PyTorch Computation Graph not getting freed

Hi,

I’m training a neural network in Pytorch and am facing “CUDA Out of Memory issue” and the reason seems to be that the computation graph created by PyTorch is not being freed after optimizer.step() and before the loss for the next batch is calculated. Here are the details:

PyTorch version: 0.4.0 (stable)
GPU: NVIDIA 1080Ti
CUDA Version: 9.0

Model Details:
Model contains two parameters (embeddings) of shapes as follows:
Embedding Param1 = 704990 x dim_size
Embedding Param2 = 957760 x dim_size

Memory details for dim_size=50
CUDA Initialization: 584 MB / 11172 MB
MODEL + CUDA: 904 MB / 11172 MB
FORWARD PASS: 1010MB / 11172 MB
BACKWARD PASS: 1986 MB / 11172 MB
OPTIMIZER STEP: 2354 MB / 11172 MB
After del loss, del batch: 1962 MB / 11172 MB

Memory details for dim_size=300
CUDA Initialization: 584 MB / 11172 MB
MODEL + CUDA: 2490 MB / 11172 MB
FORWARD PASS: 2514MB / 11172 MB
BACKWARD PASS: 8232 MB / 11172 MB
OPTIMIZER STEP: 10428 MB / 11172 MB
After del loss, del batch: 8228 MB / 11172 MB
FORWARD PASS on second batch: CUDA OOM

The problem in the case of dim_size=300 is that as soon as the second batch is loaded and backward is called on the second batch it goes out of memory as 8228 + ~5gb is greater than the GPU RAM.

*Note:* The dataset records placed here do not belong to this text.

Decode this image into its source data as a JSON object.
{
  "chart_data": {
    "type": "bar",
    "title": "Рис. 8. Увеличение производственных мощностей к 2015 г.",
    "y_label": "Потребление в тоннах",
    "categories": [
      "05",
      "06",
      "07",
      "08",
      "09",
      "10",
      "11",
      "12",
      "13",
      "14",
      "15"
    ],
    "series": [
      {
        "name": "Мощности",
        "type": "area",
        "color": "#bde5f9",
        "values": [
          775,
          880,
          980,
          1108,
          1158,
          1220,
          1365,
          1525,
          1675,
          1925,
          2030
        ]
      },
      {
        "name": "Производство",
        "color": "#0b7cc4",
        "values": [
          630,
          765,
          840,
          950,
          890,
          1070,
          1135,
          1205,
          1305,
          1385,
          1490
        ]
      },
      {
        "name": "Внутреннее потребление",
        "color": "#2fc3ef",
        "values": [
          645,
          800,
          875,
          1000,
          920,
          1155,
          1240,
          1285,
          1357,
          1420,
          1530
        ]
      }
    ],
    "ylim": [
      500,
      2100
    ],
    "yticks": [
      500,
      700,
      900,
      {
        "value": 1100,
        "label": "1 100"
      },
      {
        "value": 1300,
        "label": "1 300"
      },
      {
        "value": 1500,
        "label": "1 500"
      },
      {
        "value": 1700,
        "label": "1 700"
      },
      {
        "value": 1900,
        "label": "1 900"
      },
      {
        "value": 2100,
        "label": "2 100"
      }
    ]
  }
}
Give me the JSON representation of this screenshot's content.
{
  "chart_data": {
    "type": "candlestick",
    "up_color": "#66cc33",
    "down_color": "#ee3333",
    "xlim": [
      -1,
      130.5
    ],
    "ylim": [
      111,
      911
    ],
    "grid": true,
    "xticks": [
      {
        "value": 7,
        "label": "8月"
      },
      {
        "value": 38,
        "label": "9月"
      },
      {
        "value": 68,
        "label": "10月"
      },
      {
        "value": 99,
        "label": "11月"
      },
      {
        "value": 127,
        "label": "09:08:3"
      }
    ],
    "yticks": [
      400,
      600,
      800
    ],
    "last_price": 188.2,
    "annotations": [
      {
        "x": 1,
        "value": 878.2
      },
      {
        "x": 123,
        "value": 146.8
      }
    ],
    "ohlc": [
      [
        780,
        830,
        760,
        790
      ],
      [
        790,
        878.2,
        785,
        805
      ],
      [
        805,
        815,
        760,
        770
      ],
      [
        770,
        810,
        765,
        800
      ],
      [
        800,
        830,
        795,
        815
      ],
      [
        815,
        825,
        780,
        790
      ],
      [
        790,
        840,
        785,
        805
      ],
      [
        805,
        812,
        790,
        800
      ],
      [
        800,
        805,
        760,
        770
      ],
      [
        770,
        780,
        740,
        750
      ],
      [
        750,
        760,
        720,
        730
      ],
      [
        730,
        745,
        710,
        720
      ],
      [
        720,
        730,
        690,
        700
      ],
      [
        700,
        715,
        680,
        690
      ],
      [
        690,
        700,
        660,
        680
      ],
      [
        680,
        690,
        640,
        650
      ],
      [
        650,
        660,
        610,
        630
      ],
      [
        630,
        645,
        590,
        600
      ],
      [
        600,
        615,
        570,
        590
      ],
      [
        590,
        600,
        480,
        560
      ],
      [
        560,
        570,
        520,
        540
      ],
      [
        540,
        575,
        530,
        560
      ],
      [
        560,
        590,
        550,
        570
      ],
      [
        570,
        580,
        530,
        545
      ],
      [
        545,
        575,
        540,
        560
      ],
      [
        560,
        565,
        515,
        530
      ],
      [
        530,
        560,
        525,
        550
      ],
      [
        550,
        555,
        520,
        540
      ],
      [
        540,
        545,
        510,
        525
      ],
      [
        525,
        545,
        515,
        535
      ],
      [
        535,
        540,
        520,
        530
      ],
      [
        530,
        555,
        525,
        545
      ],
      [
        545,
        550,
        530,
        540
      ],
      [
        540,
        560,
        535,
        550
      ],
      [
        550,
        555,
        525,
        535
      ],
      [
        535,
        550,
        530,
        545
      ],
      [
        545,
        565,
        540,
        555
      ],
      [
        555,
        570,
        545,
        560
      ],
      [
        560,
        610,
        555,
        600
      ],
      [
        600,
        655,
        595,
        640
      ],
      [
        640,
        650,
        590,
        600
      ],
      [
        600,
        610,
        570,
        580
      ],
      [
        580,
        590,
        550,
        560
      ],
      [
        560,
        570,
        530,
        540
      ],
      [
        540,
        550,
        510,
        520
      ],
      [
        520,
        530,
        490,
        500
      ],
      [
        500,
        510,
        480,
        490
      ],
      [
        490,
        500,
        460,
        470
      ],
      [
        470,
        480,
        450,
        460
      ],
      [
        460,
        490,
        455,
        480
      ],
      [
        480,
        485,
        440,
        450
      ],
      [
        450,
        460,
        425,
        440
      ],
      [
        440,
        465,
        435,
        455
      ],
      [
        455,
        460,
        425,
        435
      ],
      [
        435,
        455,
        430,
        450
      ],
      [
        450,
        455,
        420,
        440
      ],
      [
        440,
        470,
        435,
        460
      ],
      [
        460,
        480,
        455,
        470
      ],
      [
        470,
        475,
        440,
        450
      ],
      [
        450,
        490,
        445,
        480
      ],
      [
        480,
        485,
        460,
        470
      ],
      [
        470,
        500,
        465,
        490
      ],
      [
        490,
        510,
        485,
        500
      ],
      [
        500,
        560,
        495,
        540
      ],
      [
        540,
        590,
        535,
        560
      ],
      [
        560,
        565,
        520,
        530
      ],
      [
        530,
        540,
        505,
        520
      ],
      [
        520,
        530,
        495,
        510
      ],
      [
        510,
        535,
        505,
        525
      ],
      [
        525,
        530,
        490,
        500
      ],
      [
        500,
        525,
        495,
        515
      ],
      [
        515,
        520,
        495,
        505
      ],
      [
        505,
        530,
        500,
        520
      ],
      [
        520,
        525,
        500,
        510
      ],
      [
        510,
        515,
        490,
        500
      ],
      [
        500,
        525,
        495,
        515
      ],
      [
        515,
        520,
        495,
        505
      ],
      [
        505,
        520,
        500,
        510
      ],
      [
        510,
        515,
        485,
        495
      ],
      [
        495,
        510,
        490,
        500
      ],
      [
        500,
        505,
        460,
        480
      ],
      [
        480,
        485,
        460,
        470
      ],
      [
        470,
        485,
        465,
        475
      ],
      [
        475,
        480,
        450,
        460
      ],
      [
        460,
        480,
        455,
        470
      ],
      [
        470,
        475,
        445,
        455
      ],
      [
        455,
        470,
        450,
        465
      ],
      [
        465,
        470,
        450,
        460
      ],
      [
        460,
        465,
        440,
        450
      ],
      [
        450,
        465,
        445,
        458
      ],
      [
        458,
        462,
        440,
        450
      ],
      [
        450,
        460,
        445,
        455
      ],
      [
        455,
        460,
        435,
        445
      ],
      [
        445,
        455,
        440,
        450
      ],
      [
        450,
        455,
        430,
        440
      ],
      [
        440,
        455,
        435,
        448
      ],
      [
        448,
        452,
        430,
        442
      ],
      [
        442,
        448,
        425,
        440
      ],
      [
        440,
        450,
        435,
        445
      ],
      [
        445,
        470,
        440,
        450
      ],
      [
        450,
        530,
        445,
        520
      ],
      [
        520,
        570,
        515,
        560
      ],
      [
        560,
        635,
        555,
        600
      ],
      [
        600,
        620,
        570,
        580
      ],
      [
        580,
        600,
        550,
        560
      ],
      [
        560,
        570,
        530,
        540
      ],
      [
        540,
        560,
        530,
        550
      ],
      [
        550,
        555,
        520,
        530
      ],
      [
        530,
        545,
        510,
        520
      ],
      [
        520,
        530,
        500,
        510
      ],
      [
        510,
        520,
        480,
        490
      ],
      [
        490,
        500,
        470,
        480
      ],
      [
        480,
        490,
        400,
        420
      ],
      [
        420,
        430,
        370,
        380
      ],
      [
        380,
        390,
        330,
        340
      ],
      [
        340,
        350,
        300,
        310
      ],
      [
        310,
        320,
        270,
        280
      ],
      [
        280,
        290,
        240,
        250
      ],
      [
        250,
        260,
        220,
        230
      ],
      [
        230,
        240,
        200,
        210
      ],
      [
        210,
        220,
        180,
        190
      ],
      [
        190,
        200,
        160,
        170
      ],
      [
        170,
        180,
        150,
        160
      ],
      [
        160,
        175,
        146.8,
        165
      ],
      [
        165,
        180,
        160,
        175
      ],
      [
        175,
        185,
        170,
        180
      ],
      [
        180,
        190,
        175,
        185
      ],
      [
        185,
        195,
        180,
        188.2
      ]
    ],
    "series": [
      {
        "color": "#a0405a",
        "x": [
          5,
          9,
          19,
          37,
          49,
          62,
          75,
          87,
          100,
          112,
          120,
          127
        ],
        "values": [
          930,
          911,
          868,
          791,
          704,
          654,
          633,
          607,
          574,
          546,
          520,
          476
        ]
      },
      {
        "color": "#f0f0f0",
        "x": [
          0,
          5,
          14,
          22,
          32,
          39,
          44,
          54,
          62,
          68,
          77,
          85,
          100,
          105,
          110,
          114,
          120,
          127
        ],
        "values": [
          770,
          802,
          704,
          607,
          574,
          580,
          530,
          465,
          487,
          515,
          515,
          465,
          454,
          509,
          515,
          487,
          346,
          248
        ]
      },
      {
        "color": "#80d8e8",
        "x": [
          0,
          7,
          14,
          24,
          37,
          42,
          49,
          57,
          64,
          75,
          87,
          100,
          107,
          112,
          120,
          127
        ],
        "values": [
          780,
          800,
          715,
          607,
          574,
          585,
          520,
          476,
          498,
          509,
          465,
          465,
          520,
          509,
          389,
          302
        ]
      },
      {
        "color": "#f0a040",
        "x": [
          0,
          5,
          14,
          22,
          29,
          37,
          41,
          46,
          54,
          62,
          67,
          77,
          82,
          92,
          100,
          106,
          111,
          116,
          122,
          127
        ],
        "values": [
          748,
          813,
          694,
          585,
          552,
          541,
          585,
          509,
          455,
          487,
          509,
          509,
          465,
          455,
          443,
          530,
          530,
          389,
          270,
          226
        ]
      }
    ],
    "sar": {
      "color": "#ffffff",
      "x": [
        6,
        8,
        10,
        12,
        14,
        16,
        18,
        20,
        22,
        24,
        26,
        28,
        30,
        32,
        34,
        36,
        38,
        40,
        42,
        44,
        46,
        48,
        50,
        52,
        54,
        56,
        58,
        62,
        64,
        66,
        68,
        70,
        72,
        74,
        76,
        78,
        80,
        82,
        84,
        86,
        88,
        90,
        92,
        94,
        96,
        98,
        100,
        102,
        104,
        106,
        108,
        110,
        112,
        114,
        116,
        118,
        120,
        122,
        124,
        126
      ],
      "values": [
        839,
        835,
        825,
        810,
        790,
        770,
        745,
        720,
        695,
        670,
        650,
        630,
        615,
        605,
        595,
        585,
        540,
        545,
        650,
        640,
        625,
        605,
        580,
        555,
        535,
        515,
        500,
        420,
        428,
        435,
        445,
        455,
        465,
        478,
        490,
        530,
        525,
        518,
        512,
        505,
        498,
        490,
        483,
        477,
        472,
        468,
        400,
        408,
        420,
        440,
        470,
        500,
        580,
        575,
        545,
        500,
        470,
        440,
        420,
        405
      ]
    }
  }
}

Currently after loss.backward() and optimizer.step() I execute the following operations to free up memory
del loss
del input_batch
torch.cuda.empty_cache()

Is there anything that can be done to make sure that the computation graph is completely deleted and that before the second batch loads the memory occupied by PyTorch on CUDA RAM be same as just before FORWARD PASS before the first pass?

Could you post your code that’s causing this?

# text_input = batch_size x 2000
# entity_input = batch_size x 31 (1 pos, 30 neg samples)
# entity_embedding.shape[1] = 300
# linear W = 300x300, linear Bias = 300
 def forward(self, text_input, entity_input):
		sentence_embedding = self.linear(F.normalize(torch.sum(self.word_embedding(text_input), dim=1), dim =-1))
        denominator = logsumexp(torch.sum(self.entity_embedding(entity_input) * sentence_embedding.unsqueeze(1), 2), 1)
        numerator = torch.sum(self.entity_embedding(entity_input)[:,0,:] * sentence_embedding, 1)
        return torch.sum(denominator - numerator)

Training loop

            words = torch.from_numpy(word_file.root.data[start:start+batch_size, :].astype(int))
	        entities = torch.from_numpy(entity_file.root.data[start:start+batch_size, :].astype(int))
			optimizer.zero_grad()
			words.cuda()
			entities.cuda()

			loss = model(words, entities)	
			loss.backward(retain_graph=False)
			optimizer.step()
			
			del loss
			del words
			del entities
			torch.cuda.empty_cache()	
            batchno = batchno + 1
			start = start + batch_size	

Your training loop looks a bit strange, as you are not assigning words and entities back, so that they should still be on the CPU.
Could you check the device of these tensors?

The inputs tensors are in the same gpu that I’m running the model on.

Any advice on how I can definitely make sure that the graph is deleted? torch.cuda.empty_cache() isn’t working in this case.

As long as some object holds a reference to the graph it cannot be freed.
Make sure you are not storing the tensors, e.g. loss, in a list etc.